Anyway, I find it quite plausible that the issue of gay marriage is within the ambit of Article 12. Article 14 therefore seems to apply. But what discriminations there are between the regime of civil partnerships and that of marriage in Austria, and whether they may be justified, I am in no position to say. I would just note that the English case already mentioned did not find a violation of Article 14 read with Article 12. Rather, the Judge said:
If marriage, is by longstanding definition and acceptance, a formal relationship between a man and a woman, primarily (though not exclusively) with the aim of producing and rearing children as I have described it, and if that is the institution contemplated and safeguarded by Article 12, then to accord a same-sex relationship the title and status of marriage would be to fly in the face of the Convention as well as to fail to recognise physical reality.

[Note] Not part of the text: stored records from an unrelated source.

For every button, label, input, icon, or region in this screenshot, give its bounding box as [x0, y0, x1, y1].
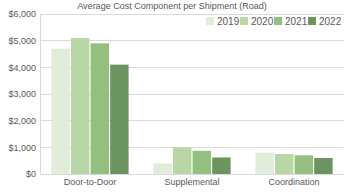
y-tick: $5,000	[8, 36, 40, 46]
legend-swatch	[206, 17, 214, 25]
legend-swatch	[308, 17, 316, 25]
legend-label: 2021	[285, 16, 308, 27]
legend-item: 2019	[206, 16, 240, 27]
legend-label: 2020	[251, 16, 274, 27]
x-tick: Supplemental	[164, 174, 219, 187]
bar	[153, 163, 171, 174]
legend: 2019 2020 2021 2022	[206, 16, 342, 27]
bar	[71, 38, 89, 174]
y-tick: $4,000	[8, 63, 40, 73]
legend-item: 2022	[308, 16, 342, 27]
chart: $0 $1,000 $2,000 $3,000 $4,000 $5,000 $6,000 Do…	[0, 0, 350, 192]
y-tick-label: $6,000	[8, 9, 36, 19]
y-tick-label: $0	[26, 169, 36, 179]
legend-item: 2021	[274, 16, 308, 27]
bar	[275, 154, 293, 174]
y-axis: $0 $1,000 $2,000 $3,000 $4,000 $5,000 $6,000	[8, 9, 40, 179]
legend-swatch	[240, 17, 248, 25]
x-tick-label: Door-to-Door	[64, 177, 117, 187]
y-tick-label: $1,000	[8, 143, 36, 153]
title: Average Cost Component per Shipment (Roa…	[77, 1, 266, 11]
x-axis-line	[41, 174, 345, 175]
bar	[110, 65, 128, 174]
y-tick: $1,000	[8, 143, 40, 153]
legend-label: 2022	[319, 16, 342, 27]
legend-label: 2019	[217, 16, 240, 27]
x-tick-label: Supplemental	[164, 177, 219, 187]
y-tick-label: $5,000	[8, 36, 36, 46]
bars	[51, 38, 332, 174]
y-tick-label: $3,000	[8, 89, 36, 99]
bar	[91, 43, 109, 174]
y-tick: $0	[26, 169, 40, 179]
plot: $0 $1,000 $2,000 $3,000 $4,000 $5,000 $6,000 Do…	[8, 9, 344, 187]
bar	[212, 157, 230, 174]
x-tick: Coordination	[268, 174, 319, 187]
y-tick-label: $2,000	[8, 116, 36, 126]
bar	[173, 147, 191, 174]
y-tick: $2,000	[8, 116, 40, 126]
bar	[295, 155, 313, 174]
y-tick: $6,000	[8, 9, 40, 19]
bar	[193, 151, 211, 174]
y-axis-line	[40, 15, 41, 175]
x-tick: Door-to-Door	[64, 174, 117, 187]
bar	[314, 158, 332, 174]
grid	[40, 14, 344, 174]
bar	[51, 49, 69, 174]
grid-line	[40, 14, 344, 15]
x-axis: Door-to-Door Supplemental Coordination	[41, 174, 345, 187]
y-tick-label: $4,000	[8, 63, 36, 73]
y-tick: $3,000	[8, 89, 40, 99]
bar	[255, 153, 273, 174]
legend-swatch	[274, 17, 282, 25]
x-tick-label: Coordination	[268, 177, 319, 187]
legend-item: 2020	[240, 16, 274, 27]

(Wilkinson v Kitzinger, para 120)
The limitations of the right under Article 12 are thus used to justify a similarly restrictive attitude in domestic law. I doubt if this line of argument is really compatible with the same Judge’s attitude as to the ambit of Article 12, and with the attitude of the Grand Chamber in EB v France to Article 53 of the Convention. In both instances, the fact that domestic law was more generous than the Convention right as such (Article 12 in Wilkinson, Article 8 in EB) meant that the facts came within the ambit of the relevant article. Basically, if domestic law creates a right in the broad context of Article 8, even if that right is not demanded by Article 8 as such, it must grant the right without discrimination. Once Article 14 applies on this analysis, surely it cannot be an answer to the justification enquiry under the article to say that Article 12 / Article 8 does not demand that the disadvantaged group be given the rights at issue?
It may, however, be argued that Article 12 gives some credence to the idea that full gay marriage rights may be refused for the protection of the ‘traditional family’ (such protection being a legitimate aim under the Convention: cf. Karner v Austria, para 40). However, it is also to be noted that discrimination on the grounds of sexual orientation is very difficult to justify (see EB, para 91; Karner, para 37).
However the case will turn out, I think it will be of some interest not only for the fairly ‘hot’ issue presented to the Court, but also for the technical issues on the interpretation of the Convention that the Court may come to address. Indeed, I am surprised that this is not a Grand Chamber case. That fact alone may not bode well for the applicants, in that a ‘small’ Chamber will be less prepared to rewrite the case-law on Article 12. But, of course, the case may yet go to the Grand Chamber.